Levenshtein distance (LD)-Two string similarity calculation algorithms

Source: Internet
Author: User

 

There are many ways to calculate the similarity between two strings.AlgorithmTo calculate the similarity.

Levenshtein distance (LD): LD may measure the similarity between two strings. Their distance is the addition, deletion, and modification of values during the conversion of a string into that string.

Example:

If str1 = "test", str2 = "test", then LD (str1, str2) = 0. Not converted.
If str1 = "test", str2 = "tent", then LD (str1, str2) = 1. Str1's "S" to "N", converts a character, so it is 1.
The larger the distance, the more different they are.

Levenshtein distance was first invented by Russian scientist Vladimir levenshtein in 1965 and named after him. It can be called edit distance without spelling ).

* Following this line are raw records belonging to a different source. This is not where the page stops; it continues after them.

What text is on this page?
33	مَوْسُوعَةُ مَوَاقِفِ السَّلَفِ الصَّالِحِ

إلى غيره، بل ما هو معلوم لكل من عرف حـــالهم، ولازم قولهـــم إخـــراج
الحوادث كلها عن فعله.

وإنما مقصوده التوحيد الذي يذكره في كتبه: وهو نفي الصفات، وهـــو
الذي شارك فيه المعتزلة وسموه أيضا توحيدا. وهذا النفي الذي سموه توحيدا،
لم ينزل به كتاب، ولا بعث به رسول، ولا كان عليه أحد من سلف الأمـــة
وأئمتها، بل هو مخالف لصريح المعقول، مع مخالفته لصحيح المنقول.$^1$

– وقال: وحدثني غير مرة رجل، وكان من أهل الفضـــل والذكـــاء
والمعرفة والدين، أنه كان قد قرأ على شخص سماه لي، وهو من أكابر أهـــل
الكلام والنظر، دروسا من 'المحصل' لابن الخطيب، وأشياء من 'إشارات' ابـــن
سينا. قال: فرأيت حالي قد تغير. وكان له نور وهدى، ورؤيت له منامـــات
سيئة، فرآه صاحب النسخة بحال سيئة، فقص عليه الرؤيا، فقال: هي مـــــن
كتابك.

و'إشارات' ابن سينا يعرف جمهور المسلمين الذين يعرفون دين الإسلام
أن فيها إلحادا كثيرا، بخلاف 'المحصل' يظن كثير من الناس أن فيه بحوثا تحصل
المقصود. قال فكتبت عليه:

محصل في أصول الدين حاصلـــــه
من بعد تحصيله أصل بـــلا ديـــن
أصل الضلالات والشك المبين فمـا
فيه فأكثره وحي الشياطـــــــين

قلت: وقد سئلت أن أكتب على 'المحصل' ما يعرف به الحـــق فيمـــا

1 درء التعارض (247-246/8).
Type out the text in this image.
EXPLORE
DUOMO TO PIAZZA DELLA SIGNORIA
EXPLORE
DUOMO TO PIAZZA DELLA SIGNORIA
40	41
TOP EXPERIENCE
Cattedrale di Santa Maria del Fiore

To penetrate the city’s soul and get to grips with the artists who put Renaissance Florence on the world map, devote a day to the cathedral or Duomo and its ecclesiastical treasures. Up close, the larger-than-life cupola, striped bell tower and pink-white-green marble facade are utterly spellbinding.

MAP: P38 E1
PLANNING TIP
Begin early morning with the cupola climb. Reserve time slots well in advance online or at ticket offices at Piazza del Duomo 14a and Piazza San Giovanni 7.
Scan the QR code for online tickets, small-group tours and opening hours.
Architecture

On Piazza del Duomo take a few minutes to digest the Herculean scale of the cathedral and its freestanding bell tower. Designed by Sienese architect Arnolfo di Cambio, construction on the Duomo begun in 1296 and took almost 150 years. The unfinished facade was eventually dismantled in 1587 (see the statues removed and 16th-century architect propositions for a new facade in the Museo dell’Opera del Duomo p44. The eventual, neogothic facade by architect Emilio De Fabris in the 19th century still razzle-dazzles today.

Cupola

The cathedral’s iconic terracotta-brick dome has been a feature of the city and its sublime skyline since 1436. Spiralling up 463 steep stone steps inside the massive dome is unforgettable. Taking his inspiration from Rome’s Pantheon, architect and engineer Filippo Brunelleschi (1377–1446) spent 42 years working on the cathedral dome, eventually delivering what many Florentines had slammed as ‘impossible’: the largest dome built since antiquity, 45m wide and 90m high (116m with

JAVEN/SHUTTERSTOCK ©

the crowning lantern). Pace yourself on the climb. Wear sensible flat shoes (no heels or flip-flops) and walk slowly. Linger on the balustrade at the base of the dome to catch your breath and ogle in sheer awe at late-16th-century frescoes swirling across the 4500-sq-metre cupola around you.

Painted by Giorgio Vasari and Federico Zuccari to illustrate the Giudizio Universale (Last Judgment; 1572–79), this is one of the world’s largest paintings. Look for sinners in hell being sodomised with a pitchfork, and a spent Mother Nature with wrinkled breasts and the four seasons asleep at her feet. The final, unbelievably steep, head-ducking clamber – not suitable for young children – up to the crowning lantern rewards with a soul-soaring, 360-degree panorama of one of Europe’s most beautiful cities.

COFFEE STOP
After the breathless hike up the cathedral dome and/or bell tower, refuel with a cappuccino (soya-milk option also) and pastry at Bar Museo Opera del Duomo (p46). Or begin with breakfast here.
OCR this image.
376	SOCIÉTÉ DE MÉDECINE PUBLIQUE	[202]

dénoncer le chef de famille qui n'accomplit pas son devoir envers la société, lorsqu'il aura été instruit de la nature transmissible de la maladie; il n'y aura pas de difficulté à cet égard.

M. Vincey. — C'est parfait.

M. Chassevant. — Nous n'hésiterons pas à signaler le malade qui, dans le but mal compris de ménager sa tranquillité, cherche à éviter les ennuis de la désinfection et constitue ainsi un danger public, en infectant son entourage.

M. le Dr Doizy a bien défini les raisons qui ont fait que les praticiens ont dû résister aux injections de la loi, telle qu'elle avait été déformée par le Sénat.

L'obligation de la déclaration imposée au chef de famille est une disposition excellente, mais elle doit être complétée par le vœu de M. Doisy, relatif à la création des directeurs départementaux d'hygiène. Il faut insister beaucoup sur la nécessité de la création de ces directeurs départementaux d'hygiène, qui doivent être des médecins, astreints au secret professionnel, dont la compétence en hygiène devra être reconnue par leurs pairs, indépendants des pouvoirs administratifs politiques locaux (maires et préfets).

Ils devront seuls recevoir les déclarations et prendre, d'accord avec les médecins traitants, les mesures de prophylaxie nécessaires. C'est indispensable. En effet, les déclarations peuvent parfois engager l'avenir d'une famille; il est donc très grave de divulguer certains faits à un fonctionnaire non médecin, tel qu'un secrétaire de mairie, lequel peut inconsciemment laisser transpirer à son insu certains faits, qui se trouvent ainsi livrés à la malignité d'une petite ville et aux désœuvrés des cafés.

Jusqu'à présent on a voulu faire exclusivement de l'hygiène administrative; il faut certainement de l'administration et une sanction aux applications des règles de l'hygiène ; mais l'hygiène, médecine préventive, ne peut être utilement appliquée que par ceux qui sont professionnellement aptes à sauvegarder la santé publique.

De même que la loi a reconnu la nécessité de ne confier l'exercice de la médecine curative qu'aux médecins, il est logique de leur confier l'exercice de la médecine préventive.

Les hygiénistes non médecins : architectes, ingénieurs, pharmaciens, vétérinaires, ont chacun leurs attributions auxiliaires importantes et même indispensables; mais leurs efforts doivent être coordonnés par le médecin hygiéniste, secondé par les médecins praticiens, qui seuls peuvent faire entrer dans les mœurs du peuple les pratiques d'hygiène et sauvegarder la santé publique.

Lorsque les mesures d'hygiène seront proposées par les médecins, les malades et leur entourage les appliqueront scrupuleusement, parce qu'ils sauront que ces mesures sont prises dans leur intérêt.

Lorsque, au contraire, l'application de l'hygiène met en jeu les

Levenshtein distance can be used:

Spell checking)
Speech recognition (statement recognition)
DNA analysis)
Plagiarism detection (Plagiarism detection)
LD stores distance values using M * n matrices. Approximate Algorithm process:

The length of str1 or str2 is 0 and returns the length of another string.
Initialize (n + 1) * (m + 1) matrix D and increase the value of the first row and column from 0.
Scan two strings (N * m). If str1 [I] = str2 [J], use temp to record it as 0. Otherwise, the temp value is 1. Then in the matrix D [I] [J] assigned to d [I-1] [J] + 1, D [I] [J-1] + 1, D [I-1] [J-1] + the minimum value of temp.
After scanning, the last value of the returned matrix is d [N] [M].
The distance is returned. How can we find the similarity based on this distance? Because their maximum distance is the maximum length of the two strings. It is not very sensitive to strings. Now I have set the similarity calculation formula to 1-their distance/maximum String Length.

Source code:

/**
* Edit the similarity between two strings
*/
Public class Similarity
{

Private int min (INT one, int two, int Three)
{
Int min = one;
If (two <min)
{
Min = two;
}
If (three <min)
{
Min = three;
}
Return min;
}

Public int LD (string str1, string str2)
{
Int [,] D; // Matrix
Int n = str1.length;
Int M = str2.length;
Int I; // traverse str1's
Int J; // traverse str2's
Char character; // str1's
Char CH2; // str2's
Int temp; // records the incremental value at a matrix position with the same characters, either 0 or 1
If (n = 0)
{
Return m;
}
If (M = 0)
{
Return N;
}

D = new int [n + 1, m + 1];

For (I = 0; I <= N; I ++)
{// Initialize the first column
D [I, 0] = I;
}
For (j = 0; j <= m; j ++)
{// Initialize the first line
D [0, J] = J;
}
For (I = 1; I <= N; I ++)
{// Traverse str1
Struct = str1 [I-1];
// De-match str2
For (j = 1; j <= m; j ++)
{
CH2 = str2 [J-1];
If (rows = CH2)
{
Temp = 0;
}
Else
{
Temp = 1;
}
// + 1 on the left, + 1 on the top, and + temp on the top left
D [I, j] = min (d [I-1, J] + 1, D [I, j-1] + 1, D [I-1, j-1] + temp );
}
}
Return d [n, m];
}

Public double SIM (string str1, string str2)
{
Int LD = LD (str1, str2 );
Return 1-(double) LD/Math. Max (str1.length, str2.length );
}

Public static void main (string [] ARGs)
{
Similarity S = New similarity ();
String str1 = "ABC ";
String str2 = "BC ";

Console. writeline ("LD =" + S. LD (str1, str2 ));
Console. writeline ("Sim =" + S. SIM (str1, str2 ));
Console. Readline ();
}
}

 

 

 

This article from the csdn blog, reproduced please indicate the source: http://blog.csdn.net/lkf0217/archive/2009/08/20/4466952.aspx

 

Contact Us

The content source of this page is from Internet, which doesn't represent Alibaba Cloud's opinion; products and services mentioned on that page don't have any relationship with Alibaba Cloud. If the content of the page makes you feel confusing, please write us an email, we will handle the problem within 5 days after receiving your email.

If you find any instances of plagiarism from the community, please send an email to: info-contact@alibabacloud.com and provide relevant evidence. A staff member will contact you within 5 working days.

A Free Trial That Lets You Build Big!

Start building with 50+ products and up to 12 months usage for Elastic Compute Service

  • Sales Support

    1 on 1 presale consultation

  • After-Sales Support

    24/7 Technical Support 6 Free Tickets per Quarter Faster Response

  • Alibaba Cloud offers highly flexible support services tailored to meet your exact needs.